True Diversity, True Freedom—Honoring Conscience

Editor’s note: A version of this article first appeared at

I’m a Protestant and my friend, Joe, is Roman Catholic. Occasionally, when I discover someone is Catholic, I joke, “Hey, our spiritual ancestors burned each other at the stake.” Generally, I say this once I know the person somewhat and know the person can handle humor. Joe was one such person, and we hit it off quickly. Joe, like me, is a practitioner of diversity and liberty, including religious liberty.

There was another duo a century ago that walked a similar path: J. R. R. Tolkien and C. S. Lewis. Lewis was Protestant and Tolkien was Catholic, and the man who did heavy lifting converting Lewis.

Tolkien and Lewis saw much through the same lens. Both were brilliant scholars familiar with history, literature, and languages. Both were prolific writers and their books shaped generations to come. They wrote fantasy literature, letting spiritual themes and allusions speak for themselves, although they were certainly capable of apologetics. Ultimately, they sought to build a kind of bridge from heaven to earth, and the world could not help but be enraptured by their work. These men had so much in common, but they also had one glaring difference: While Tolkien converted Lewis, he did not convert him to Catholicism. Lewis died a Protestant. Did this mean the end of their friendship? Not at all.

Joe was able to take my initial joke and return a jab, but without malice or insult. In fact, Joe’s defense to my critiques of Catholicism was one of patience and kindness. He completely reframed my initial presumptions of certain Catholic dogmas, genuinely trying to explain the why behind the how. For example, he would tell me that he prayed to Saint Stephen for me, even when I insisted he didn’t need to. While I disagree with his belief that saints can serve as intercessors, I could not help but be slightly disarmed that he wanted to pray for me.

Civil debate is a lost art. It still occurs at the margins, but the highway of differing opinion is crowded by social media and woke journalism, which are not modes exactly designed for helpful and even pleasurable disagreement. In this day and age, how could two people on opposite ends of a spectrum possibly enjoy disagreeing with each other, let alone on hot topics of politics and religion? There are two major principles which guide the conversations between Joe and I: commitment to truth and commitment to the other.

Commitment to the truth is the telos of debate. When probing deep truths there are laws to conversation which allow it to progress. Among them, the identity of the speaker does not determine whether the speaker’s argument is valid. Race, sex, religion, or any other such category has no effect on whether the person’s argument holds to reason.

It’s also important when advocating our positions to seek areas of agreement as well as difference. The reason Joe and I hit it off was because we found we had read many of the same thinkers, and agreed on many subjects, particularly areas where most people are uncomfortable going. Joe was also not afraid to pursue truth. He had intellectual courage, and he welcomed disagreement in the hopes of learning.

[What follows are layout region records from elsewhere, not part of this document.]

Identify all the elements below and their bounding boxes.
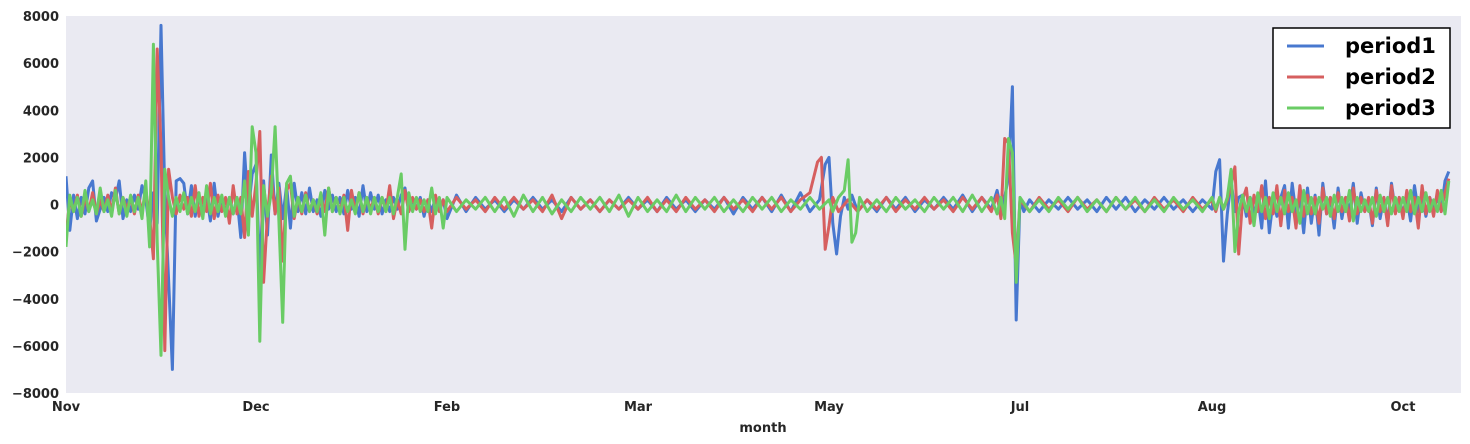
x-axis: Nov Dec Feb Mar May Jul Aug Oct bbox=[52, 400, 1416, 415]
x-tick-label: Feb bbox=[434, 400, 460, 415]
y-tick-label: −6000 bbox=[12, 340, 59, 355]
y-tick-label: 8000 bbox=[23, 10, 59, 25]
legend-label-period3: period3 bbox=[1345, 96, 1436, 120]
x-tick-label: May bbox=[814, 400, 844, 415]
series-line-period3 bbox=[66, 42, 1451, 357]
y-tick-label: 6000 bbox=[23, 57, 59, 72]
x-tick-label: Jul bbox=[1010, 400, 1030, 415]
x-tick-label: Dec bbox=[242, 400, 269, 415]
series-layer bbox=[66, 23, 1451, 371]
legend-label-period1: period1 bbox=[1345, 34, 1436, 58]
legend-label-period2: period2 bbox=[1345, 65, 1436, 89]
y-tick-label: 0 bbox=[50, 199, 59, 214]
x-tick-label: Aug bbox=[1198, 400, 1227, 415]
x-axis-title: month bbox=[739, 421, 786, 436]
x-tick-label: Mar bbox=[624, 400, 653, 415]
legend: period1 period2 period3 bbox=[1272, 27, 1451, 129]
x-tick-label: Oct bbox=[1391, 400, 1416, 415]
y-axis: −8000 −6000 −4000 −2000 0 2000 4000 6000 8000 bbox=[12, 10, 59, 402]
x-tick-label: Nov bbox=[52, 400, 81, 415]
y-tick-label: 4000 bbox=[23, 104, 59, 119]
y-tick-label: −2000 bbox=[12, 246, 59, 261]
y-tick-label: −4000 bbox=[12, 293, 59, 308]
y-tick-label: −8000 bbox=[12, 387, 59, 402]
y-tick-label: 2000 bbox=[23, 151, 59, 166]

But what completely took me by surprise was Joe’s charity. This is what I call commitment to the other, and it allows the conversation to be fair and amiable. I tend to become wholly concentrated on the validity of someone’s reasoning and then focus on flaws in their argument. Joe could think just as critically as me, but his position felt much less like an attack and more like an invitation. He doesn’t simply try to win intellectual battles; he tries to win people’s hearts. He wants to convert, not destroy.

In short, we became friends and learned how to enjoy disagreement. Like Tolkien and Lewis, we can talk for hours and enrich each other’s worldviews.

At the heart of this is a love and respect for religious liberty. Religious liberty is the idea that people believe different things, and they ought not to be punished by law for those differences. Importantly, that principle is not infinite. If one’s religion calls for the sacrifice of babies to Moloch, this would not be permitted because it would violate the right to life. But beyond transgressing the natural rights of life, liberty, and property, religious liberty is an essential.

Religious liberty is of utmost importance because it is a subset of freedom of conscience. James Madison wrote that a man’s conscience is “his most valuable possession.” If a man does not have the right to his own conscience, what liberty is left? To try and detain someone’s conscience through the use of governmental force is the peak of tyranny.

I am thankful for the lessons I have learned from my friend Joe on how to disagree in a constructive way that promotes camaraderie. I hope our society, especially religious believers, can look at the way Tolkien and Lewis remained fast friends. It takes moral and intellectual courage and love for others to pull this off in a winsome way. Let us strive for these ideals together and revive them in American culture.